One would call for doppler mitral filling profile here , to confirm restrictive physiology ( A short DT , Short IVRT . A reversal in pulmonary veins , E/E’ ratio etc etc ) But all these are redundant here.
How is RCM different from non dilated cardiomyopathy ?
A new entity is being recognised in the cardiac muscle disease.This is often referred to as NDCM (Non dilated cardiomyopathy) .Global systolic LV dysfunction with normal LV dimension.This a similar to the terminology MDCM (Minimally dilated cardiomyopathy where LV dimension increases not more than 15 % of basal size ) .
This is seen in CKD and diabetic individuals.Atria may be enlarged .Diastolic dysfunction may co exist. It is no surprise, this entity closely mimics RCM. But in RCM LV systolic function is not greatly compromised till late stages , while NDCM it begins with systolic dysfunction. This is the only difference .There can be overlaps .
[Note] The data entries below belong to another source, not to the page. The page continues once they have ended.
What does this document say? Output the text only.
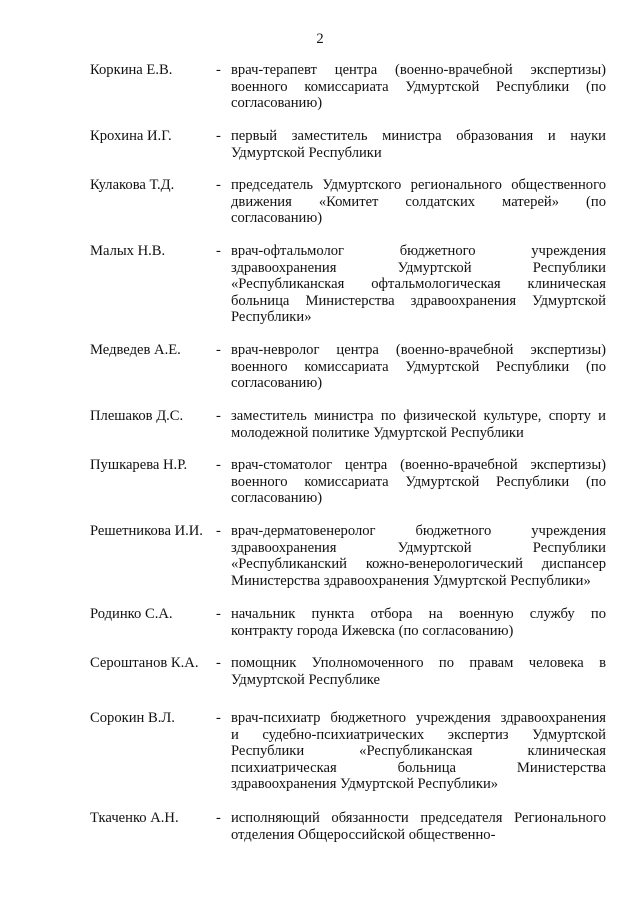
2
Коркина Е.В.	- врач-терапевт центра (военно-врачебной экспертизы)
военного комиссариата Удмуртской Республики (по
согласованию)
Крохина И.Г.	- первый заместитель министра образования и науки
Удмуртской Республики
Кулакова Т.Д.	- председатель Удмуртского регионального общественного
движения «Комитет солдатских матерей» (по
согласованию)
Малых Н.В.	- врач-офтальмолог бюджетного учреждения
здравоохранения Удмуртской Республики
«Республиканская офтальмологическая клиническая
больница Министерства здравоохранения Удмуртской
Республики»
Медведев А.Е. - врач-невролог центра (военно-врачебной экспертизы)
военного комиссариата Удмуртской Республики (по
согласованию)
Плешаков Д.С. - заместитель министра по физической культуре, спорту и
молодежной политике Удмуртской Республики
Пушкарева Н.Р. - врач-стоматолог центра (военно-врачебной экспертизы)
военного комиссариата Удмуртской Республики (по
согласованию)
Решетникова И.И. - врач-дерматовенеролог бюджетного учреждения
здравоохранения Удмуртской Республики
«Республиканский кожно-венерологический диспансер
Министерства здравоохранения Удмуртской Республики»
Родинко С.А.	- начальник пункта отбора на военную службу по
контракту города Ижевска (по согласованию)
Серoштанов К.А. - помощник Уполномоченного по правам человека в
Удмуртской Республике
Сорокин В.Л.	- врач-психиатр бюджетного учреждения здравоохранения
и судебно-психиатрических экспертиз Удмуртской
Республики «Республиканская клиническая
психиатрическая больница Министерства
здравоохранения Удмуртской Республики»
Ткаченко А.Н.	- исполняющий обязанности председателя Регионального
отделения Общероссийской общественно-
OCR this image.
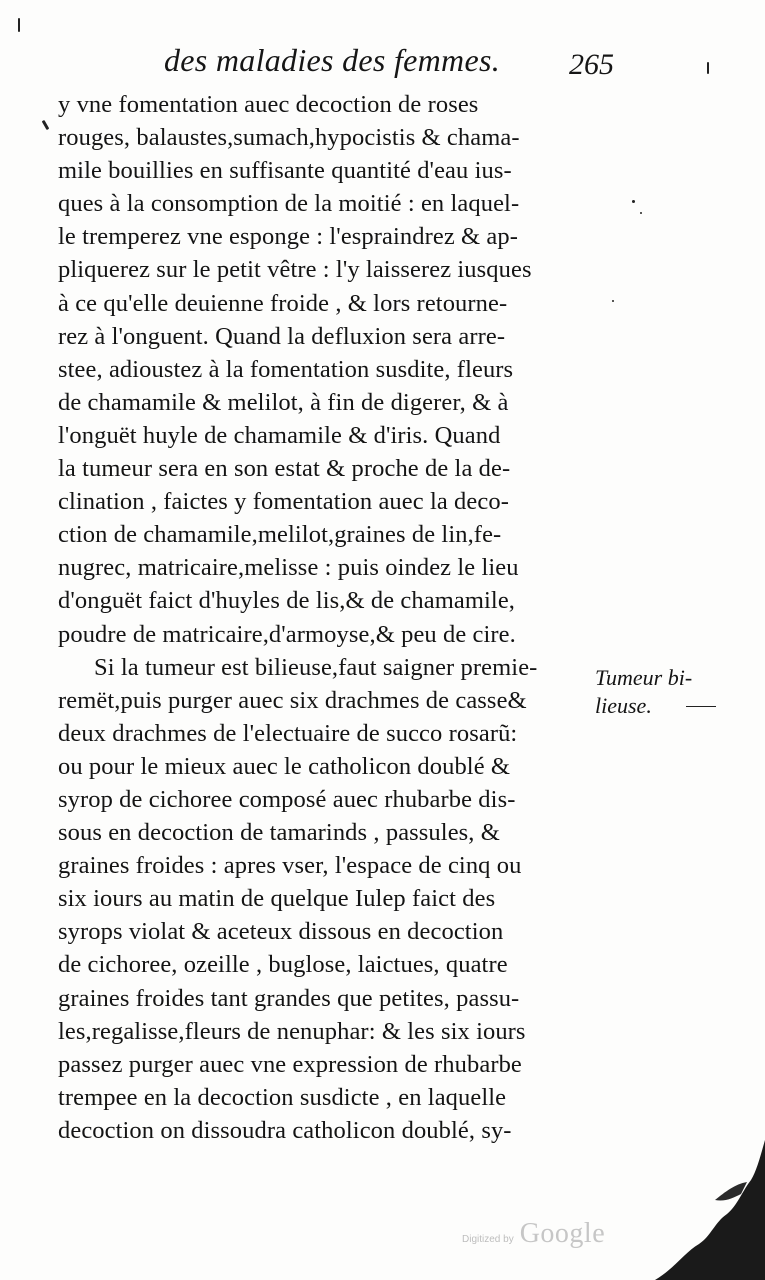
des maladies des femmes. 265
y vne fomentation auec decoction de roses
rouges, balaustes,sumach,hypocistis & chama-
mile bouillies en suffisante quantité d'eau ius-
ques à la consomption de la moitié : en laquel-
le tremperez vne esponge : l'espraindrez & ap-
pliquerez sur le petit vêtre : l'y laisserez iusques
à ce qu'elle deuienne froide , & lors retourne-
rez à l'onguent. Quand la defluxion sera arre-
stee, adioustez à la fomentation susdite, fleurs
de chamamile & melilot, à fin de digerer, & à
l'onguët huyle de chamamile & d'iris. Quand
la tumeur sera en son estat & proche de la de-
clination , faictes y fomentation auec la deco-
ction de chamamile,melilot,graines de lin,fe-
nugrec, matricaire,melisse : puis oindez le lieu
d'onguët faict d'huyles de lis,& de chamamile,
poudre de matricaire,d'armoyse,& peu de cire.
Si la tumeur est bilieuse,faut saigner premie-
remët,puis purger auec six drachmes de casse&
deux drachmes de l'electuaire de succo rosarũ:
ou pour le mieux auec le catholicon doublé &
syrop de cichoree composé auec rhubarbe dis-
sous en decoction de tamarinds , passules, &
graines froides : apres vser, l'espace de cinq ou
six iours au matin de quelque Iulep faict des
syrops violat & aceteux dissous en decoction
de cichoree, ozeille , buglose, laictues, quatre
graines froides tant grandes que petites, passu-
les,regalisse,fleurs de nenuphar: & les six iours
passez purger auec vne expression de rhubarbe
trempee en la decoction susdicte , en laquelle
decoction on dissoudra catholicon doublé, sy-
Tumeur bi-
lieuse.
Digitized by Google
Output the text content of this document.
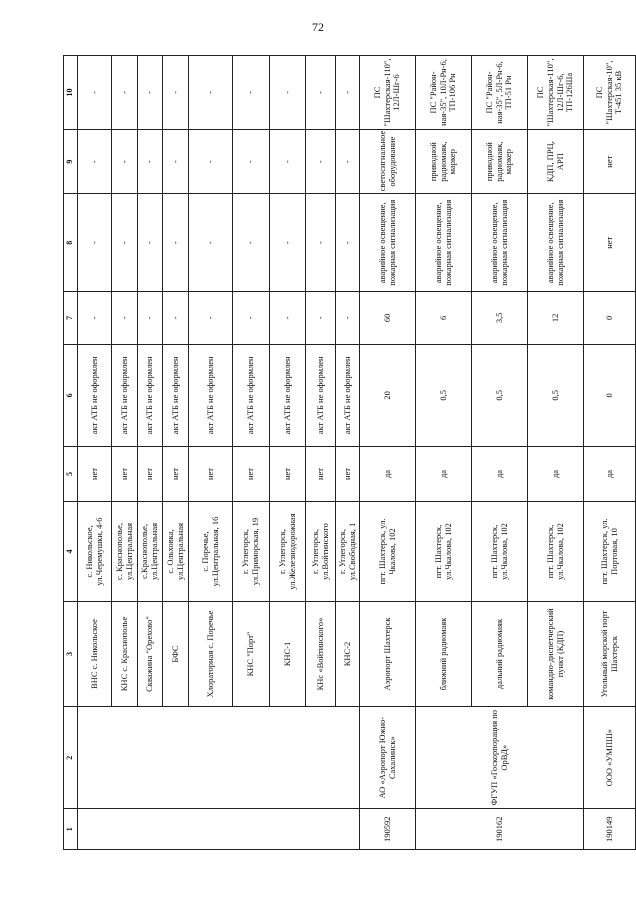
72
1	2	3	4	5	6	7	8	9	10
		ВНС с. Никольское	с. Никольское, ул.Черемушки, 4-6	нет	акт АТБ не оформлен	-	-	-	-
		КНС с. Краснополье	с. Краснополье, ул.Центральная	нет	акт АТБ не оформлен	-	-	-	-
		Скважина "Орехово"	с.Краснополье, ул.Центральная	нет	акт АТБ не оформлен	-	-	-	-
		БФС	с. Ольховка, ул.Центральная	нет	акт АТБ не оформлен	-	-	-	-
		Хлораторная с. Поречье	с. Поречье, ул.Центральная, 16	нет	акт АТБ не оформлен	-	-	-	-
		КНС "Порт"	г. Углегорск, ул.Приморская, 19	нет	акт АТБ не оформлен	-	-	-	-
		КНС-1	г. Углегорск, ул.Железнодорожная	нет	акт АТБ не оформлен	-	-	-	-
		КНс «Войтинского»	г. Углегорск, ул.Войтинского	нет	акт АТБ не оформлен	-	-	-	-
		КНС-2	г. Углегорск, ул.Свободная, 1	нет	акт АТБ не оформлен	-	-	-	-
190592	АО «Аэропорт Южно-Сахалинск»	Аэропорт Шахтерск	пгт. Шахтерск, ул. Чкалова, 102	да	20	60	аварийное освещение, пожарная сигнализация	светосигнальное оборудование	ПС "Шахтерская-110", 12Л-Шг-6
190162	ФГУП «Госкорпорация по ОрВД»	ближний радиомаяк	пгт. Шахтерск, ул.Чкалова, 102	да	0,5	6	аварийное освещение, пожарная сигнализация	приводной радиомаяк, маркер	ПС "Район-ная-35", 10Л-Рн-6, ТП-106 Рн
		дальний радиомаяк	пгт. Шахтерск, ул.Чкалова, 102	да	0,5	3,5	аварийное освещение, пожарная сигнализация	приводной радиомаяк, маркер	ПС "Район-ная-35", 5Л-Рн-6, ТП-51 Рн
		командно-диспетчерский пункт (КДП)	пгт. Шахтерск, ул.Чкалова, 102	да	0,5	12	аварийное освещение, пожарная сигнализация	КДП, ПРЦ, АРП	ПС "Шахтерская-110", 12Л-Шг-6, ТП-126Ша
190149	ООО «УМПШ»	Угольный морской порт Шахтерск	пгт. Шахтерск, ул. Портовая, 10	да	0	0	нет	нет	ПС "Шахтерская-10", Т-451 35 кВ
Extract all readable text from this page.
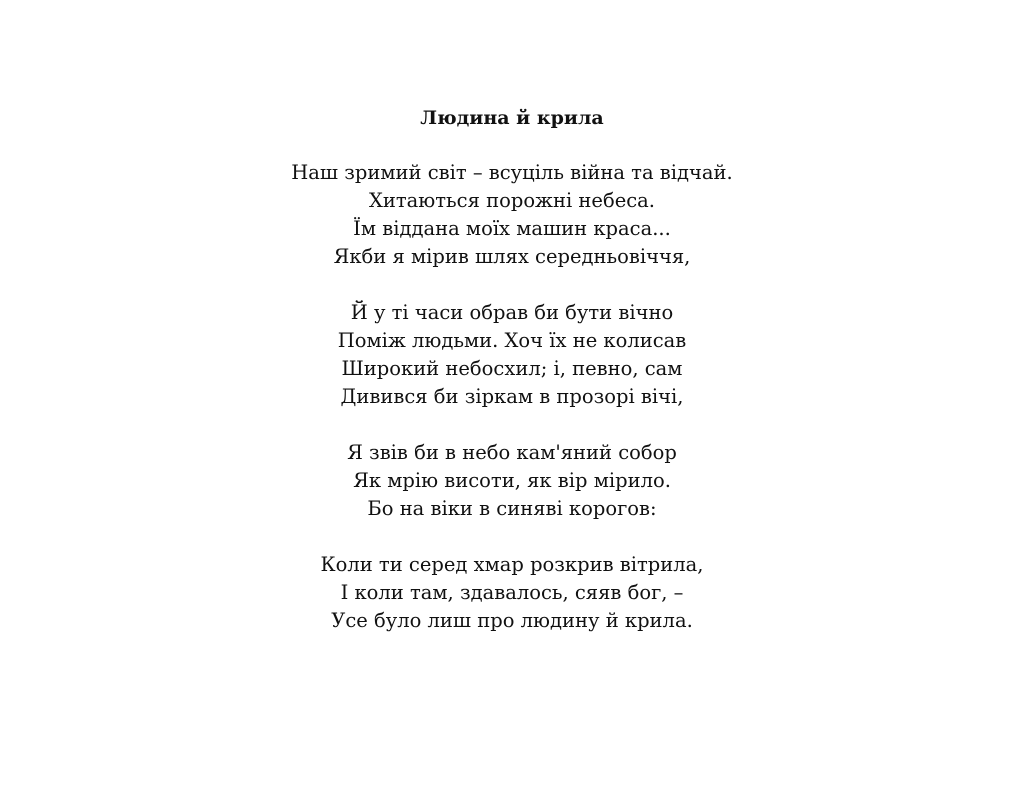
Людина й крила
Наш зримий світ – всуціль війна та відчай.
Хитаються порожні небеса.
Їм віддана моїх машин краса...
Якби я мірив шлях середньовіччя,
Й у ті часи обрав би бути вічно
Поміж людьми. Хоч їх не колисав
Широкий небосхил; і, певно, сам
Дивився би зіркам в прозорі вічі,
Я звів би в небо кам'яний собор
Як мрію висоти, як вір мірило.
Бо на віки в синяві корогов:
Коли ти серед хмар розкрив вітрила,
І коли там, здавалось, сяяв бог, –
Усе було лиш про людину й крила.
Many strongly believe , both RCM and NDCM are one and the same entities , that present in different time frames in their natural history.
Diagnosing RCM is no longer difficult in established cases* . The message from this article is , 2 D echo can strongly suggest the possibility of RCM (or even clinch it) . Never ever diagnose RCM with normal 2 D echo. Doppler filling profiles are useful additional tools . We can not diagnose RCM with doppler features alone , but we can be fairly certain about RCM when we encounter typical bi-atrial enlargement and a normal LV by 2 D echo.
Caution : Patients with longstanding atrial fibrillation of any cause , can dilate their atria and could mimic RCM .They can be some compromise in LV function due to chronic tachycardia .
* Recognizing RCM , very early in the course is still a problem . Here the newer modalities like Phase MRI, tissue doppler, speckle tracking, and velocity vector imaging may be useful.